A friend of mine has been writing a lot of amazing music lately and she let me listen to a song she had just recorded on her iPod. It was an amazing song, so peaceful and calm, it made me just want to find a hammock and take a nap for a while. I gave her back the iPod and then we got back to talking again. Just this morning, I had a though about this, why would I listen to something she did when she was right here with me, and I could be hearing what she is doing? And while I love to listen to her music (and will definitely buy a copy when she get's a record deal), I could be talking with her face to face. This seems kinda like how we see God. We read his word, which is something he has said, when we could be talking directly to him and hear what he is saying. And while the bible is a beautiful book, and has so many amazing things in it, wouldn't we rather talk to God himself, the author of not only the book, but of all life? You don't have to wait until a meal to talk with him, I mean, do you think your friend would appreciate it if you only talked to him while your mouth is full? God doesn't want to wait for us to get everything straight in our lives before we talk to him, he's waiting and he is longing to talk to you.

Newspaper Men

This evening, my sister and I went to go see State of Play (great movie by the way, you should definitely go see it) at Tinseltown. I was going on and on in the car about how we would probably not get good seats if any considering it was 4:20 and that the movie started at 4:40 and we were 15 minutes drive away from the theater. We got there and got our tickets, and then headed to the "big screen" to go see it. We got into the theater and there were maybe three people there. I was shocked, why would a movie this big not bring an equally big crowd?

We watched the movie and I absolutely LOVED it. It was brilliantly written and masterfully filmed and I can't wait to go see it again (anyone wanna go?). So, we get to the end of the film and I rave on about how great the movie was and my sister nodded and said "I though it was alright". This also confused me. How could you not see how amazing and complex this story was, how masterfully the characters played out and how well the actors were cast (except for the editor-in-chief lady, don't get me started about her...).

Then we watched through the credits like any teenagers would do when it was between that and going home to hear your little brother crying about not getting "pink juice". The credits were so neat to me, with the newspapers being printed and how those guys in the printing room had absolutely no frigin clue what was going on. They probably just though "Hey look, it's a new paper! I wonder what this one's about?". They had no conception that this paper would change everything. This was an amazing thought to me, this is how Jesus came to the world.

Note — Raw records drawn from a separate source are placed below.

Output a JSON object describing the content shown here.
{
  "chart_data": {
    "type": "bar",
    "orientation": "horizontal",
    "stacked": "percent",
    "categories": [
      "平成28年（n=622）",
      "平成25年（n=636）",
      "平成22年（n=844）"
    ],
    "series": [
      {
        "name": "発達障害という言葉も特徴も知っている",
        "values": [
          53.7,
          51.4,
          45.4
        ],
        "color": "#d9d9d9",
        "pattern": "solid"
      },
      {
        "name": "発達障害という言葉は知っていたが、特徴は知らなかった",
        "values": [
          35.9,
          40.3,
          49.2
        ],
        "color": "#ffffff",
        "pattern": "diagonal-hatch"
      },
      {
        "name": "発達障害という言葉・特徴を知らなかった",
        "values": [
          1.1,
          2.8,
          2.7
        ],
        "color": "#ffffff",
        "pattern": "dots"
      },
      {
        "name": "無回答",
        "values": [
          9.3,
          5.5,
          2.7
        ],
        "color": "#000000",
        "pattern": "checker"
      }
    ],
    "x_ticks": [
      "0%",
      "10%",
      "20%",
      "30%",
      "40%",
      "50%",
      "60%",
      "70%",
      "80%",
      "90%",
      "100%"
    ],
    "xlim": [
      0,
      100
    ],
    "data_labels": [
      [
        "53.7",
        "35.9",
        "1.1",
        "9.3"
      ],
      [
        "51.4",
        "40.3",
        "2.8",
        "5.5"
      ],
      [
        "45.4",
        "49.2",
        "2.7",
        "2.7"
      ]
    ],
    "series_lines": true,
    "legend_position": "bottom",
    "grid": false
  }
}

He didn't go around alerting everyone that he was coming or run through the print factory telling everyone that this story would change the world, he just came, like any ordinary baby, or paper would come. God sat up endless nights writing this amazing story, and most people see it as "alright". They miss the sheer brilliance of it and they miss how this story will change the very foundations of their lives. This story is big, and the sad thing is, most people just don't see it.